First, I believe in spoiler alerts. They make me happy. Earlier this year when I saw Reality Steve posted that Andi would pick Josh M., I was so happy. That man is so foine. Can they please make babies already? #Seriously. At the same time though, I feel really bad for Nick. I personally like Nick, contrary to other women. Oh and who is gonna be the next Bachelor? Chris? I mean... a farmer would be kinda nice to watch.
Next on the agenda: husband and I's third anniversary is quickly approaching and we firmly believe in 'traditional' gifts (here). This year, the gift theme is leather. I pretty much already know what I am gonna get him, but he isn't sure what to get me. Maybe y'all can be sweet enough to leave suggestions so that he can read them! Hows about it?
Also notable, is the fact that summer school will be over on Thursday. Hip hip... hoorah. Momma needs a break.
Lastly, I have had these two 'rants' saved as a draft on le blog for a while. It gave me some extra time to consider whether or not I should publish them. I hate all things negative, so I try to veer away from it when possible. However, I am not perfect... and sometimes I let silly ole things get under my skin. I am writing these rants so that hopefully (just hopefully) some people in this world can get the hint that they're not perfect either.
1. I'm not okay with passive-aggressive people. If I write about something personal (such as our trying to conceive journey), then please don't critique me on the words themselves; if anything, critique me for sharing "too much" online.

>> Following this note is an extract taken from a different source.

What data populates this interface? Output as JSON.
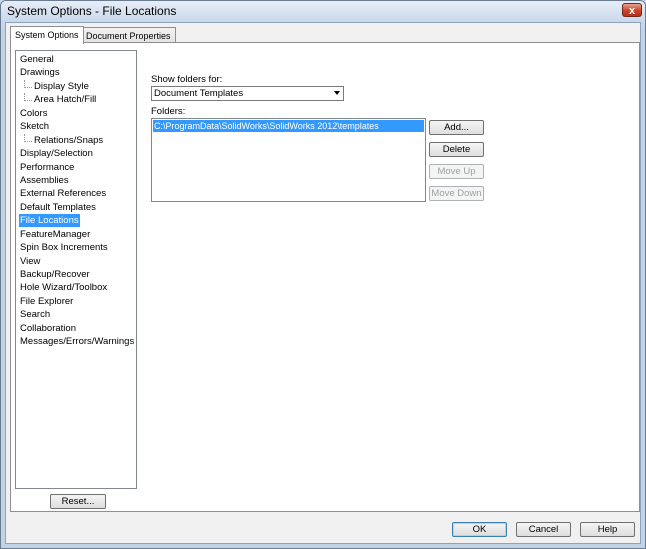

Maybe things don't always come out exactly how I intended for them to, but who are you to judge? God knows my heart. Here's a quick example: I know someone who read this blog post (specifically the last paragraph), and then decided that instead of supporting me saying something like, "I'll pray for you", they blasted me on social media, claiming that my thought process was "wrong." Again, who are you to know my heart?
2. In the same tone, I'm not okay with people who pretend that they are perfect Christians. Just because your relationship with God is one way, why on earth would you expect mine to be the same? I have a very special relationship with my savior. It's something that only He and I share. If I act differently than you would, or if I say things differently than you would, does that make me any less of a Christian? The correct answer is, "no." My prayer is that all "perfect Christians" out there will be humbled and realize that they are no better than me, or anyone else. And the good news is that God loves me (and you) equally.
Not gonna lie... I feel pretty great about getting that out. I don't think it was too harsh; just honest.
Lastly, and on a positive note, husband and I bought the most cool coffee maker ever. This is huge, considering him and I were previously addicted to going to Starbucks regularly. Yay for saving money!